I think it's unstoppable. We are going to aggregate this data, that is unstoppable. I think what we can stop is how we use [that] data. We can make it unlawful to use the data to perpetuate social bias, we can make it unlawful to use the data to propagate a public health hazard, and we can make it unlawful to use the data to interfere in democratic processes.

If somebody sends you a request that says "I want to be forgotten" at, name the social media company, then within 24 hours all the records should be expunged. And if the social media company doesn't expunge those records, then put the CEO in jail; you only have to do that one time and everybody will comply.

These guys stand up in front of Congress, Sam Altman, and these guys who say, "please regulate us," and they're just lying through their teeth. How many millions of algorithms are we generating every year that we're going to set up something like the FDA to inspect algorithms? It's impossible, and these people know it when they're saying it, that nobody is going to look at these algorithms and figure out what they do because they don't even know how they work. 

I guess my job is I'm supposed to be singing the praises of AI and life's just all goodness and light. Is there goodness and light in AI? Absolutely. We will deliver higher quality products at lower cost [to] more satisfied consumers at lower environmental impact. We will deliver higher quality government services at lower cost into the hands of more satisfied consumers. The streets will be safer, people will be healthier. This is all good. 

The downside is really dark. Let's look at the intersection of AI and criminal justice. Do you want to be afraid? Go there. You know, where we start [predicting] who's likely to be incarcerated or who's likely to be a criminal? You know what the answer is?

I have been asked — and I won't say what administration, and I won't say in what department — but let's say it was as senior a person as there is, almost, in the United States government. And the question was, "Tom, can we use your system to identify extremists in the US population?"

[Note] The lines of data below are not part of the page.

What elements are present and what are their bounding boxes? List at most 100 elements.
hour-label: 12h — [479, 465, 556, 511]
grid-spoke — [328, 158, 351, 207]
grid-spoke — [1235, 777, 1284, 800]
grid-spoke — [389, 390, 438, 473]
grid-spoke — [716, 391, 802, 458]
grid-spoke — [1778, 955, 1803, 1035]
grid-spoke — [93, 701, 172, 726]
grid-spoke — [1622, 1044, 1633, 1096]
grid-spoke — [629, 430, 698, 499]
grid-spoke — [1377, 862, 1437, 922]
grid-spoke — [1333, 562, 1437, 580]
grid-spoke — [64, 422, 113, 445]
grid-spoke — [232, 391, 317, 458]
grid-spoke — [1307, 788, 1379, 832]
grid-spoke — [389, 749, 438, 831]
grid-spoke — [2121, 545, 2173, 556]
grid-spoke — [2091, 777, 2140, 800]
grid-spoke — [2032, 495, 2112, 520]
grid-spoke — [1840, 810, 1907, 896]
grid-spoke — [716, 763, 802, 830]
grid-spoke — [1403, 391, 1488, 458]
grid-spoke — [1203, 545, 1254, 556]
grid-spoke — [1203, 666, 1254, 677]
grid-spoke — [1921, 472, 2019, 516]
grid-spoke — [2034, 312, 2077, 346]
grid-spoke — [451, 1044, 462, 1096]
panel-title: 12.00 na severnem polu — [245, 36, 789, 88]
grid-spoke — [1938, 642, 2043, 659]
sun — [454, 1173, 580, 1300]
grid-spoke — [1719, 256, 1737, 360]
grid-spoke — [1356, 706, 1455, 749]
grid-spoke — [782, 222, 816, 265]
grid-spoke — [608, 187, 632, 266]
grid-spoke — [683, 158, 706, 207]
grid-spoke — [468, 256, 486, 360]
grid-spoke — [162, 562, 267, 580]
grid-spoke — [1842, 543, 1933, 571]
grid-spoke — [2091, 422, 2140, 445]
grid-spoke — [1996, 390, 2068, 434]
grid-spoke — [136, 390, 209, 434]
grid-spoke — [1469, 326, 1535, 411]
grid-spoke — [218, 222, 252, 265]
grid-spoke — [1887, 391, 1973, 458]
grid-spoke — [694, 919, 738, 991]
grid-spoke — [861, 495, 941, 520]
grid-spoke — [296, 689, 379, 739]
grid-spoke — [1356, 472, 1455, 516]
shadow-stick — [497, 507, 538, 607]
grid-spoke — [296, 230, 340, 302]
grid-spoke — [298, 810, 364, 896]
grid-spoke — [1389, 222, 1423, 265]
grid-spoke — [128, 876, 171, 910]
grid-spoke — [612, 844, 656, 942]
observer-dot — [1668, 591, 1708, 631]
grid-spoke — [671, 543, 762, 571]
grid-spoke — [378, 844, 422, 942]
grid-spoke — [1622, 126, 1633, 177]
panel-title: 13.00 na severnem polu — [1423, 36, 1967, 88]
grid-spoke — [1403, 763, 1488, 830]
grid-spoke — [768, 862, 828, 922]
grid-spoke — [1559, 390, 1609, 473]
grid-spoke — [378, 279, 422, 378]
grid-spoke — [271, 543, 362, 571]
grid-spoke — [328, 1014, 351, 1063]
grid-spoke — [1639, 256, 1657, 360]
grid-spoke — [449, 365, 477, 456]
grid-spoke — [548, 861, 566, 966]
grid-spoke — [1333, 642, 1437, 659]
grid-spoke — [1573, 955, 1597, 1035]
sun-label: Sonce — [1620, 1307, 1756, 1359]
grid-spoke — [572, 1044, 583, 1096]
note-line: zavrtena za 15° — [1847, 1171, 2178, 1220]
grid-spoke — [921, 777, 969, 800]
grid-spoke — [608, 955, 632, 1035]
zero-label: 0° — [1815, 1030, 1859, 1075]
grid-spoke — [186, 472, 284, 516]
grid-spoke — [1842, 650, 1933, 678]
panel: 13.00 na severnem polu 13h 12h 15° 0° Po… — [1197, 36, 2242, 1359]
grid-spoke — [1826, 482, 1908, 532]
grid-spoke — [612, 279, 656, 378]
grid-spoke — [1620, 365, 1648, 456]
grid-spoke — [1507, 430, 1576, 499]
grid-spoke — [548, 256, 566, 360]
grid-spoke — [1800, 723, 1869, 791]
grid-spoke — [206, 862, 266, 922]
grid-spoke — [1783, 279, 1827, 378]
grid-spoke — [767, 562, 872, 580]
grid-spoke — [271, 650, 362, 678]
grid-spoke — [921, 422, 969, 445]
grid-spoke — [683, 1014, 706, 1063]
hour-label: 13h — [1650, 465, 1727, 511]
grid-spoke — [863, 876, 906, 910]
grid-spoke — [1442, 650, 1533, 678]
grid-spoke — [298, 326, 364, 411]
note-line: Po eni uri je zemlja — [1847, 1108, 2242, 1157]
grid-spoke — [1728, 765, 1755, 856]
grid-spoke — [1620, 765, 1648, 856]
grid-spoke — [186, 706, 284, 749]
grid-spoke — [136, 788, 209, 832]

Is conversation really taking place in the United States of America? Like, what's an extremist? Like, maybe, white, male, Christian? I mean, what's an extremist? I was in a very important building with a very important person and candidly was really disturbed. I was like, how fast can I get out of this meeting?

What did you say to them?

I said, "You know, I don't feel comfortable with a conversation, and I'm the wrong person to be talking to."

Do you know if that was pursued through another vendor or method?

I can think of vendors who would say yes to that in a heartbeat. I think the next guy in the door said yes, and you've just got to live with that.